Bancada do Nordeste. Luiz Alberto defende estudo técnico sobre produção de petróleo no NE e projeto de aplicação de ISS nos municípios. Autor da proposta de realização da reunião com executivos da Petrobras, deputado baiano fala de projeto de sua autoria

.

Por admin
Publicado em



(Brasília-DF, 08/08/2012) O deputado federal Luiz Alberto (PT-BA), defendeu nesta quarta-feira ,8, na reunião da Bancada do Nordeste, a realização de um estudo (nota técnica) sobre a potencialidade de cada um dos nove estados nordestinos na área da produção de petróleo – campos terrestres – e de gás natural, a ser apresentado á presidente Dilma Rousseff.



O parlamentar também discorreu sobre o Projeto de Lei Complementar (PLC 437 de 2008), de sua autoria, que “dispõe sobre o Imposto Sobre Serviços de Qualquer Natureza, de competência dos Municípios e do Distrito Federal, e dá outras providências”.



Alberto foi o autor da proposta de realização da reunião com executivos da Petrobras para discorrer sobre os investimentos da estatal nas áreas da produção e exploração nas regiões Nordeste e Norte do País.



O parlamentar baiano criticou que só 6% dos campos terrestres estão disponíveis na região Nordeste, para exploração, “e mais de 90% estão pendentes. Temos que melhorar esse quadro. São áreas que precisam de autorização do governo para entrar em ação, então a Bancada do Nordeste precisa pressionar o governo Dilma”, conclamou o deputado.



PROJETO DE LEI 437



Sobre o Projeto de Lei Complementar 437/08, de sua autoria, o deputado Luiz Alberto explica que o mesmo altera a Lei Complementar no. 116, de 31 de julho de 2003, que regula a cobrança do Imposto sobre Serviços de Qualquer Natureza (ISS)



“Esta Lei Complementar estabelece que, no caso de serviços relacionados à exploração e explotação de petróleo, gás natural e outros recursos minerais, o local onde o Imposto sobre Serviços de Qualquer Natureza – ISS é devido é o local de execução dos referidos serviços”, explica.



Segundo ele, o artigo 3o da referida Lei Complementar passa a vigorar com a seguinte redação: “O serviço considera-se prestado e o imposto devido no local do estabelecimento prestador ou, na falta do estabelecimento, no local do domicílio do prestador, exceto nas hipóteses previstas nos incisos I a XXIV, quando o imposto será devido no local: da pesquisa, perfuração, cimentação, mergulho, perfilagem, concretação, testemunhagem, pescaria, estimulação e outros serviços relacionados com a exploração e explotação de petróleo, gás natural e de outros recursos minerais”.



A lei abrange, ainda, “os serviços portuários, ferroportuários, utilização de porto, movimentação de passageiros, reboque de embarcações, rebocador escoteiro, atracação, desatracação, serviços de praticagem, capatazia, armazenagem de qualquer natureza, serviços acessórios, movimentação de mercadorias, serviços de apoio marítimo, de movimentação ao largo, serviços de armadores, estiva, conferência, logística e congêneres”.



“Em face da Lei Complementar no. 116, de 2003, o imposto gerado por essas operações acaba indo para os maiores e mais ricos municípios brasileiros, ainda que os serviços tenham sido executados em municípios mais pobres.

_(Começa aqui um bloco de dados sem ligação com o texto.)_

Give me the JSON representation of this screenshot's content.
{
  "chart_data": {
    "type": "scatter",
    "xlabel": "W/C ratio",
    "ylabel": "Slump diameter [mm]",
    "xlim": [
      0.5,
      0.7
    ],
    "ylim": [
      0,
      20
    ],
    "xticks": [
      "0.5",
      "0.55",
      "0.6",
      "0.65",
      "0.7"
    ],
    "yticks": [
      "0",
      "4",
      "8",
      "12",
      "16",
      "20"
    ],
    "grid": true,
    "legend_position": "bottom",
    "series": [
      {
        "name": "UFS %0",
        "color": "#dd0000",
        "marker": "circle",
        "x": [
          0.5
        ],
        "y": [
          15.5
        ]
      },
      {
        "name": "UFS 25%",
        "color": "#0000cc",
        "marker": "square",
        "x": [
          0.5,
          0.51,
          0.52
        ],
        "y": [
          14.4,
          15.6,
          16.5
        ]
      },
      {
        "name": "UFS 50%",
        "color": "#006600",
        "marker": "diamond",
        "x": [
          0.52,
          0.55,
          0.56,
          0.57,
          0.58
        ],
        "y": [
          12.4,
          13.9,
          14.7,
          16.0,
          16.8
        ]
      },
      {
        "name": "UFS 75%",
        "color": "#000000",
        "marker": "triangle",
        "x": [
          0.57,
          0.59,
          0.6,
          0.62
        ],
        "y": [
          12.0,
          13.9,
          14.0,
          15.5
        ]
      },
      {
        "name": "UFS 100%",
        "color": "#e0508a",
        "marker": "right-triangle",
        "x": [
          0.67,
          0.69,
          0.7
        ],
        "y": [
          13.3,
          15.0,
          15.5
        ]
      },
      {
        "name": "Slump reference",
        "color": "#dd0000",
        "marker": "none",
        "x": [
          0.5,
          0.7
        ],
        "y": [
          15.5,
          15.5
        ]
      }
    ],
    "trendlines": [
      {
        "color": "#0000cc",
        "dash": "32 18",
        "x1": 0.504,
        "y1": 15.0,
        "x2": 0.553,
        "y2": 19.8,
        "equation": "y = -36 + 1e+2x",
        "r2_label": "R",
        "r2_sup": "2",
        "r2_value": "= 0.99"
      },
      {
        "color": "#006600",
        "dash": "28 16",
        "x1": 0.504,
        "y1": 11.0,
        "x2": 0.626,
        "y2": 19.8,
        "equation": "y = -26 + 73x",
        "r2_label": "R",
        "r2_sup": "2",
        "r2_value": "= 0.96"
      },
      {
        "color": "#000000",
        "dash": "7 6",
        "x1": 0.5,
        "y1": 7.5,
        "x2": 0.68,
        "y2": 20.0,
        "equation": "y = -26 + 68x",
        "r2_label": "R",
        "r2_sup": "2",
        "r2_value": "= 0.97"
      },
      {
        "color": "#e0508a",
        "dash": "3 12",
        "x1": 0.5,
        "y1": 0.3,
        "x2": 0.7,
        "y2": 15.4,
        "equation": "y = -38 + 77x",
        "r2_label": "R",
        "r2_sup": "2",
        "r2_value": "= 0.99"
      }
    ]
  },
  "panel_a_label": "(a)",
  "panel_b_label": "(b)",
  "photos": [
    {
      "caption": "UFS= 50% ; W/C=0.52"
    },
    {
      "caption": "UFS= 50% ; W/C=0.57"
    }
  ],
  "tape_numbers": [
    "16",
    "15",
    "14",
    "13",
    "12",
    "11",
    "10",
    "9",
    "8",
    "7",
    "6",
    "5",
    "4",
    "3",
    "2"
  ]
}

Isso agrava as desigualdades de renda entre as regiões brasileiras, pois esse mecanismo transfere renda das regiões de baixa renda para as de alta renda”, reclama Luiz Alberto, na sua justificativa..



“Nossa ideia é corrigir essas distorções, pelo menos no que toca aos serviços relacionados com a exploração e explotação de petróleo, gás natural e de outros recursos naturais, beneficiando assim os municípios”, acrescentou o deputado.



(Por Gil Maranhão, para Agência Política Real, com edição de Genésio Jr.)